Cryogenics, Cryogenic ( from Ancient Greek κρύος [ kryos ] " frost, ice " ) or low-temperature technique is the technique for producing low temperatures ( Joule- Thomson effect ) and the use of physical effects at low temperatures ( liquefaction and separation of gases ). The cryogenics covers the temperature range below about -150 ° C. Technically easily accessible temperatures of 77.4 K ( -195.8 ° C), the boiling point of nitrogen, 20.4 K ( with hydrogen) and 4.2 K ( with helium). Lower temperatures can be reached by reducing the pressure and the consequent change in the boiling points. With helium to get so down to about 1 K, with the (expensive) isotope 3He even up to 1 mK. Wide application is liquid helium in the cooling of superconducting coils of electromagnets.

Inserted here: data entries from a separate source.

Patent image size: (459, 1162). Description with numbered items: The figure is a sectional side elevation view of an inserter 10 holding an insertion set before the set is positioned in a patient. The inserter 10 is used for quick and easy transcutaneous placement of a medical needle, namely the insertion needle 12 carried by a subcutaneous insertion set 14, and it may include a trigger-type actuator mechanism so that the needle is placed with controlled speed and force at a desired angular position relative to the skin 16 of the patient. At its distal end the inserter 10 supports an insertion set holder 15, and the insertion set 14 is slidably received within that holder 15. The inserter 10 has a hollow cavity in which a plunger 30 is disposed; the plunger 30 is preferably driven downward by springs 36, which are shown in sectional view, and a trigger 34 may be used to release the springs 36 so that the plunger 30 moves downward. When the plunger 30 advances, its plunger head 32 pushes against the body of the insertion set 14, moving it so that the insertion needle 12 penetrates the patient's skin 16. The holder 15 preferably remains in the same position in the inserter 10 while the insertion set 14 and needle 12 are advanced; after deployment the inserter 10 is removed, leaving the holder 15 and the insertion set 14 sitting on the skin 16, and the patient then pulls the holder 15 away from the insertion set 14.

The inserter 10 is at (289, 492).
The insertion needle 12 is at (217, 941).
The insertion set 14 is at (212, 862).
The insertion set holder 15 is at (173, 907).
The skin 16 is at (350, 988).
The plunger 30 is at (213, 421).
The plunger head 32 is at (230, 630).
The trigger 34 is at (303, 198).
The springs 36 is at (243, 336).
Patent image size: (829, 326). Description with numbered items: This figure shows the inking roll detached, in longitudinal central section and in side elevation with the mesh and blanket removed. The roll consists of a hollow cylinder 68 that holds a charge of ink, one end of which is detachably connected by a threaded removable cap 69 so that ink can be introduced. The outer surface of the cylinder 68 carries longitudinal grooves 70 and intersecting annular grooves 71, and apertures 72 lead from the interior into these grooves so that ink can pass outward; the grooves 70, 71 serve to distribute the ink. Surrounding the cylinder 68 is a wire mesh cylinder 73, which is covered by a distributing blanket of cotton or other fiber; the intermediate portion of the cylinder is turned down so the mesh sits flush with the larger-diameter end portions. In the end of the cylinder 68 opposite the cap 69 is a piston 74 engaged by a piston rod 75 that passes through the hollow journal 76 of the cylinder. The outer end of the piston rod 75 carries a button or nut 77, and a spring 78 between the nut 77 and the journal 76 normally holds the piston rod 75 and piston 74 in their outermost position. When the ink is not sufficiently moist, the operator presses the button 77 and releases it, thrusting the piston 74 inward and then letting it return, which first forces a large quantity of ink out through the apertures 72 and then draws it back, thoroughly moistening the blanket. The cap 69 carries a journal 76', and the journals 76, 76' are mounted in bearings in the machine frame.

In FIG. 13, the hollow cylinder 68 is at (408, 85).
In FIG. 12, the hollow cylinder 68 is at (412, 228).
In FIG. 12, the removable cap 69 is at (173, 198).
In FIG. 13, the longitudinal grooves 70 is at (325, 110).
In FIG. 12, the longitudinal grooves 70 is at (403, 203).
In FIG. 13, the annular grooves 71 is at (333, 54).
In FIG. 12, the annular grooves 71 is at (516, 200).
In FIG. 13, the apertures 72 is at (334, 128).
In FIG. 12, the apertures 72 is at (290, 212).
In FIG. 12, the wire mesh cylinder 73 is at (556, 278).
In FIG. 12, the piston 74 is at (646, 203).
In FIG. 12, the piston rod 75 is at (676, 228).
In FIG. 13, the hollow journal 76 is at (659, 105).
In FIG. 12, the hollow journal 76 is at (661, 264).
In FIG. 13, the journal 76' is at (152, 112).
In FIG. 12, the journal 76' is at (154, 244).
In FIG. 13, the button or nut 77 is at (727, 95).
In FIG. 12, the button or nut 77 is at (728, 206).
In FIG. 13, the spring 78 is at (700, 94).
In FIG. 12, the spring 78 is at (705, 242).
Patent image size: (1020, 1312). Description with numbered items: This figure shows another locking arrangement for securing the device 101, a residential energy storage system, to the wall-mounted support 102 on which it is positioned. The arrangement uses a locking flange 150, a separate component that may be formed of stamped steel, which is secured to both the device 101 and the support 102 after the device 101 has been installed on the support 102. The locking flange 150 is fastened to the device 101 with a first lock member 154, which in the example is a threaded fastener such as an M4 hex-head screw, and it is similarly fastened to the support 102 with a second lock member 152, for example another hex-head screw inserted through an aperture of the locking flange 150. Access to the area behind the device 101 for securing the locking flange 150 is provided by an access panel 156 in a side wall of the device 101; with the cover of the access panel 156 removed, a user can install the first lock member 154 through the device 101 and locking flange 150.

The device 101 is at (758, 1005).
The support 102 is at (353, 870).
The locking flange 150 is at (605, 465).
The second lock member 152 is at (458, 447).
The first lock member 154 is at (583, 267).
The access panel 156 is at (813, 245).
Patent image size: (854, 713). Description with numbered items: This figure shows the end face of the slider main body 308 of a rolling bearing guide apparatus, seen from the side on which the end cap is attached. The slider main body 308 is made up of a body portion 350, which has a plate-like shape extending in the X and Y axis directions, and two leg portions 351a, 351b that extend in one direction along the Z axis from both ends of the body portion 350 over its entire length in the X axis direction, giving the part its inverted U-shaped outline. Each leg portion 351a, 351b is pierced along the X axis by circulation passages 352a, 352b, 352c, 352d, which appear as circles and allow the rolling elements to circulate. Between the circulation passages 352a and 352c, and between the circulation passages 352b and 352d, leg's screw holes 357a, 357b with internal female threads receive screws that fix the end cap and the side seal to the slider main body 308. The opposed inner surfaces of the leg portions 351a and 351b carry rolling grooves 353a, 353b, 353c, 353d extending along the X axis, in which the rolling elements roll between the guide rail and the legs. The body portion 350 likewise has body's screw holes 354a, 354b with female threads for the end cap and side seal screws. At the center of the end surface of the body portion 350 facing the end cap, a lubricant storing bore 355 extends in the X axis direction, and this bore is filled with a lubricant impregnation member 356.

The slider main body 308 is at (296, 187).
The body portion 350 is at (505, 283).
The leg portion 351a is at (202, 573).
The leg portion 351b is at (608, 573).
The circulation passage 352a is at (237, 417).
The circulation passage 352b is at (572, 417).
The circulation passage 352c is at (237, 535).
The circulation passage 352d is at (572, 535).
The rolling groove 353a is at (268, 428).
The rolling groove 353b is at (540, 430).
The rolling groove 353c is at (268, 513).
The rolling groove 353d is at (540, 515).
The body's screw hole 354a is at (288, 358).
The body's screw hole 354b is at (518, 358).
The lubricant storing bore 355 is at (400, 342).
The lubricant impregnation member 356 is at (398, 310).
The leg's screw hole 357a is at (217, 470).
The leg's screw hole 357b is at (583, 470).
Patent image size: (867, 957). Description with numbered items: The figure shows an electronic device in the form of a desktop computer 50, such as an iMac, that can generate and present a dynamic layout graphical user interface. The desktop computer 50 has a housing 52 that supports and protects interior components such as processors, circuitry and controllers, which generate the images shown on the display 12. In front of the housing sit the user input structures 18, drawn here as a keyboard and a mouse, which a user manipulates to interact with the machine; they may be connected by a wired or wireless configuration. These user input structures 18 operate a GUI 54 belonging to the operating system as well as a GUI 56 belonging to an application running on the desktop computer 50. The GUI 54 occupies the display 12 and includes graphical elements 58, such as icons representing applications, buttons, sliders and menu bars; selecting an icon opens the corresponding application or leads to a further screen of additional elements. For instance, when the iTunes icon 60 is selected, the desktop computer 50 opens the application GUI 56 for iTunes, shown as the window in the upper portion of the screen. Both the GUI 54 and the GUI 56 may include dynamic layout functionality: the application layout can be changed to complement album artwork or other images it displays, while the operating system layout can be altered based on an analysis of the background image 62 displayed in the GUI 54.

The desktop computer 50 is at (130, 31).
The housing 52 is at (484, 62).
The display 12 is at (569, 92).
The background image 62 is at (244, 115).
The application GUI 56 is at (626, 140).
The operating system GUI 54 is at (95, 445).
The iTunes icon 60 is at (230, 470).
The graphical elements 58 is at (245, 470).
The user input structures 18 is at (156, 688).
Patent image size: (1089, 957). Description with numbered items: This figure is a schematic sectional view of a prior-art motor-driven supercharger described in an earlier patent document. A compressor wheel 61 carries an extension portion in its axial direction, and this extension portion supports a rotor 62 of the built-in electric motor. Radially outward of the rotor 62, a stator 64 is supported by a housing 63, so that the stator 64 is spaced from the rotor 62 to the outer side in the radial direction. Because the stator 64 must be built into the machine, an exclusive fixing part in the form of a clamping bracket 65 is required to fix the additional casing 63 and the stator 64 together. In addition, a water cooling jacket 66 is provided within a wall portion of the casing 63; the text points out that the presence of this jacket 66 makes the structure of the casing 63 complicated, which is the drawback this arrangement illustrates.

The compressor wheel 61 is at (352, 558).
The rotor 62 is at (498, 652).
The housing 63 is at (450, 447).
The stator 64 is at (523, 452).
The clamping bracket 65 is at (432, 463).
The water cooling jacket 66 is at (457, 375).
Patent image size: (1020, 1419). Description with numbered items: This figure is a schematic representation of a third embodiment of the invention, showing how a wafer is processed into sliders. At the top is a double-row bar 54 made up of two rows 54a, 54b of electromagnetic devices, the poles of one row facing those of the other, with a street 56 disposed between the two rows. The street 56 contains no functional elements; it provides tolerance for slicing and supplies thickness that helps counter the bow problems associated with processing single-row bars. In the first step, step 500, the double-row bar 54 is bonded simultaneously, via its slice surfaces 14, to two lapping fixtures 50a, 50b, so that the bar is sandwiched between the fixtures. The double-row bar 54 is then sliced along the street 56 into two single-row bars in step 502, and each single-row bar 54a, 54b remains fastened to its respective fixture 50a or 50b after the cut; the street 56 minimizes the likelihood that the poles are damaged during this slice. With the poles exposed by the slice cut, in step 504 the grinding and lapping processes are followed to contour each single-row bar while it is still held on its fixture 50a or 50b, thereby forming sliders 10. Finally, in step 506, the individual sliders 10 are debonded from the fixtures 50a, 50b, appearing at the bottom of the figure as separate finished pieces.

Applications of cryogenics

• Power engineering (nuclear fusion reactors)
• High-energy physics (particle accelerators )
• Vacuum Technology ( cryopump )
• Energy Systems ( SMES energy storage, liquid hydrogen fuel)
• Rocket technology ( for example, pumps for liquid oxygen )
• Metrology ( SQUIDs, detectors, NMR)
• Cryobiology (English Cryobiology )
• Process Engineering ( liquefaction of gases, cryogenic rectification, recycling)
• Manufacture of industrial gases
• Petrochemical industry, natural gas industry ( LNG )
• Food industry ( shock freezing )
• Energy recovery technology
• Electrical, Electronic
• Medicine: MRI, cryosurgery, extraction of medical gases
• Burials, Promession
• Preservation, cryopreservation
• Cryonics or Kryostase

Risks of cryogenic gases

• Suffocation and frostbite ( freezer burn )
• Pressure increase due to evaporation
• Fire hazard due to oxygen enrichment
• Thermal expansion
• Material embrittlement

Storage and transport

Liquid nitrogen or liquid helium can be conveniently stored and transported in Dewar vessels for cooling purposes. For safe loading and refilling quick couplings are used.